Marking Up the Dialogs with $<$utterance$>$ Tags:
The Unit of Utterance in the Technical Sense

Syun TUTIYA

Department of Philosophy, Chiba University
1-33 Yayoi-cho, Inage-ku, Chiba, 263 Japan
tutiya@cogsci.l.chiba-u.ac.jp

In the process of developing corpora of spoken dialogs is always involved the task of tagging the text as a sequence of utterances. Interestingly enough, an utterance is not necessarily a sentence in the grammatical sense, nor a sentence an utterance.

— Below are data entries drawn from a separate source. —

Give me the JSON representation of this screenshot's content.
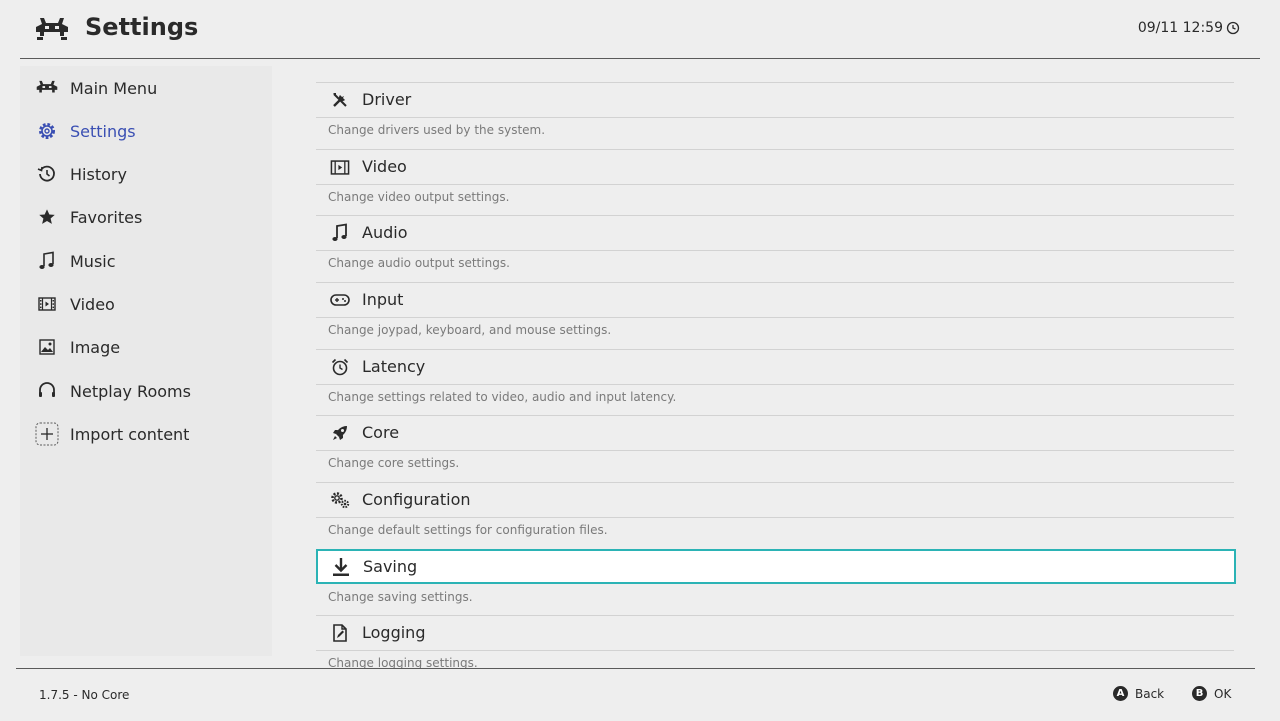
{
  "header": {
    "title": "Settings",
    "clock": "09/11 12:59",
    "logo_icon": "retroarch-invader-icon",
    "clock_icon": "clock-icon"
  },
  "sidebar": {
    "items": [
      {
        "label": "Main Menu",
        "icon": "retroarch-invader-icon"
      },
      {
        "label": "Settings",
        "icon": "gear-icon"
      },
      {
        "label": "History",
        "icon": "history-icon"
      },
      {
        "label": "Favorites",
        "icon": "star-icon"
      },
      {
        "label": "Music",
        "icon": "music-note-icon"
      },
      {
        "label": "Video",
        "icon": "film-icon"
      },
      {
        "label": "Image",
        "icon": "image-icon"
      },
      {
        "label": "Netplay Rooms",
        "icon": "headset-icon"
      },
      {
        "label": "Import content",
        "icon": "plus-box-icon"
      }
    ],
    "active_index": 1
  },
  "entries": [
    {
      "label": "Driver",
      "desc": "Change drivers used by the system.",
      "icon": "tools-icon"
    },
    {
      "label": "Video",
      "desc": "Change video output settings.",
      "icon": "film-icon"
    },
    {
      "label": "Audio",
      "desc": "Change audio output settings.",
      "icon": "music-note-icon"
    },
    {
      "label": "Input",
      "desc": "Change joypad, keyboard, and mouse settings.",
      "icon": "gamepad-icon"
    },
    {
      "label": "Latency",
      "desc": "Change settings related to video, audio and input latency.",
      "icon": "alarm-clock-icon"
    },
    {
      "label": "Core",
      "desc": "Change core settings.",
      "icon": "rocket-icon"
    },
    {
      "label": "Configuration",
      "desc": "Change default settings for configuration files.",
      "icon": "gears-icon"
    },
    {
      "label": "Saving",
      "desc": "Change saving settings.",
      "icon": "download-icon"
    },
    {
      "label": "Logging",
      "desc": "Change logging settings.",
      "icon": "document-icon"
    }
  ],
  "selected_index": 7,
  "footer": {
    "version": "1.7.5 - No Core",
    "back_glyph": "A",
    "back_label": "Back",
    "ok_glyph": "B",
    "ok_label": "OK"
  },
  "colors": {
    "background": "#eeeeee",
    "sidebar": "#e9e9e9",
    "accent_active": "#3a4fb3",
    "selection_border": "#2bb3b5",
    "text": "#2a2a2a",
    "muted": "#7a7a7a"
  }
}
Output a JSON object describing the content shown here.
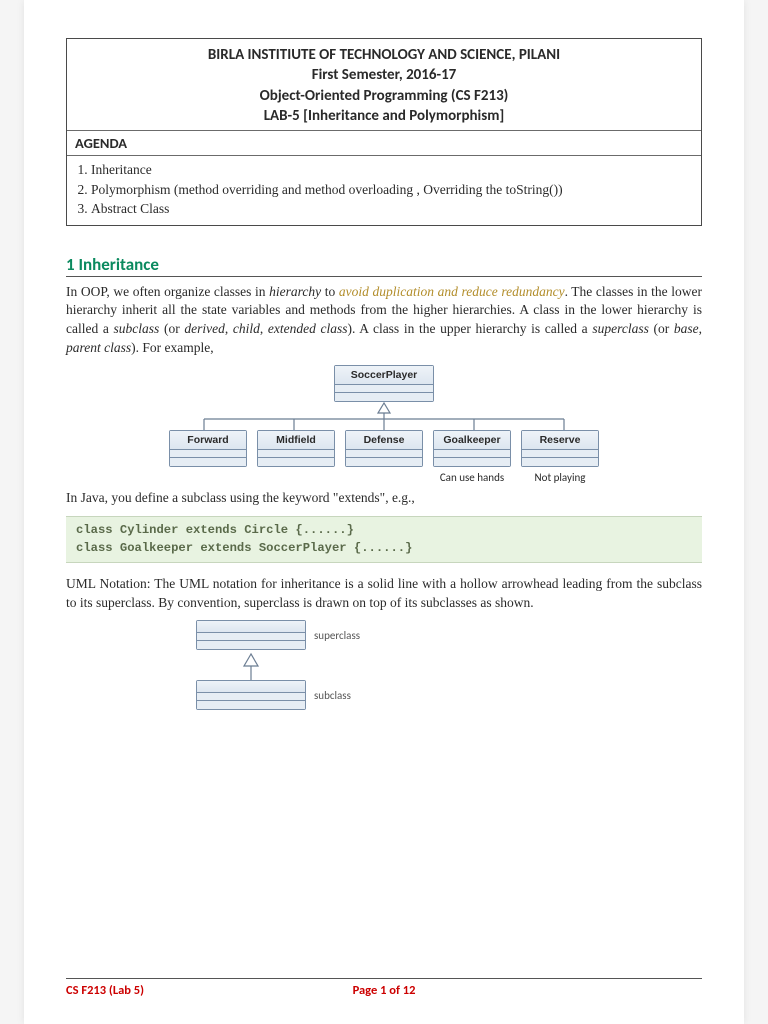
{
  "header": {
    "line1": "BIRLA INSTITIUTE OF TECHNOLOGY AND SCIENCE, PILANI",
    "line2": "First Semester, 2016-17",
    "line3": "Object-Oriented Programming (CS F213)",
    "line4": "LAB-5 [Inheritance and Polymorphism]",
    "agenda_title": "AGENDA",
    "agenda_items": [
      "Inheritance",
      "Polymorphism (method overriding and method overloading , Overriding the toString())",
      "Abstract Class"
    ]
  },
  "section1": {
    "heading": "1 Inheritance",
    "para1_a": "In OOP, we often organize classes in ",
    "para1_hierarchy": "hierarchy",
    "para1_b": " to ",
    "para1_emph": "avoid duplication and reduce redundancy",
    "para1_c": ". The classes in the lower hierarchy inherit all the state variables and methods from the higher hierarchies. A class in the lower hierarchy is called a ",
    "para1_subclass": "subclass",
    "para1_d": " (or ",
    "para1_derived": "derived",
    "para1_e": ", ",
    "para1_child": "child",
    "para1_f": ", ",
    "para1_extended": "extended class",
    "para1_g": "). A class in the upper hierarchy is called a ",
    "para1_superclass": "superclass",
    "para1_h": " (or ",
    "para1_base": "base",
    "para1_i": ", ",
    "para1_parent": "parent class",
    "para1_j": "). For example,"
  },
  "uml1": {
    "superclass": "SoccerPlayer",
    "subclasses": [
      "Forward",
      "Midfield",
      "Defense",
      "Goalkeeper",
      "Reserve"
    ],
    "caption_goalkeeper": "Can use hands",
    "caption_reserve": "Not playing"
  },
  "para2": "In Java, you define a subclass using the keyword \"extends\", e.g.,",
  "code": {
    "line1": "class Cylinder extends Circle {......}",
    "line2": "class Goalkeeper extends SoccerPlayer {......}"
  },
  "para3": "UML Notation: The UML notation for inheritance is a solid line with a hollow arrowhead leading from the subclass to its superclass. By convention, superclass is drawn on top of its subclasses as shown.",
  "uml2": {
    "super_label": "superclass",
    "sub_label": "subclass"
  },
  "footer": {
    "left": "CS F213 (Lab 5)",
    "page": "Page 1 of 12"
  }
}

Besides, the sentences might not be completed for various obvious reasons. Responses from the interlocuter might not be verbal but could be kinetic. Most typically, one interlocuter's utterance might interrupt the other's utterance, giving the observer the impression that the utterances do not follow each other but overlap. All these casual observations lead us to a serious consideration of the notion of ``utterance'' and the way to tag utterances. We still need to compromise about the notion of ``utterance'' in the technical sense.
By definition, a dialog is a sequence of utterances. In terms of SGML, the mark-up language we have decided to adopt as the basis of our tags of the transcription of dialogs, the content model of the element $<$text type=dialog$>$ is one or more of the ordered sequence of the elements $<$u$>$. Technically put, the problem is where to put the start tag $<$u$>$ and the end tag $<$/u$>$ for each utterance. Take for example the difficult case of semi-interruption. In the dialogs in Japanese, speakers, more often than observed in the dialogs in English, tend to utter interjective phrases or non- lexical human voices as signs of assent. Assuming we are equipped with an SGML mechanism of handling overlapping phenomena as in the line of TEI, we still have problems deciding on the status of such assenting sounds and the continuity of the utterance to which such assents are addressed.
The literature from the preceding attempts to mark up dialogs mainly in English show two distinctive policies in handling the unity of the utterance. In the tradition of conversation analysis and discourse understanding, where the notion of ``turn taking'' plays an important role, the utterance is more or less synonymous with the turn in their sense. An utterance would continue as long as the other interlocuter take up the right of utterance. In their analysis, the kinds of ascending voices would not mark the end of the interlocuter's utterance. On the other hand, in the tradition of cognitive science and discourse analysis, it is more customary to ``chop'' the dialogs in smaller pieces, searching for a unit which is just a little longer than a linguistic phrase.
We have experimentally tagged sample dialogs from the recording of map task dialogs in Japanese according to the two different policies and collected statistical data. After analysis, we are inclined to decide that the dialog transcriptions tagged with the notion of utterance in the second tradition would provide more reliable basis for further research in both speech recognition/generation and discourse understanding.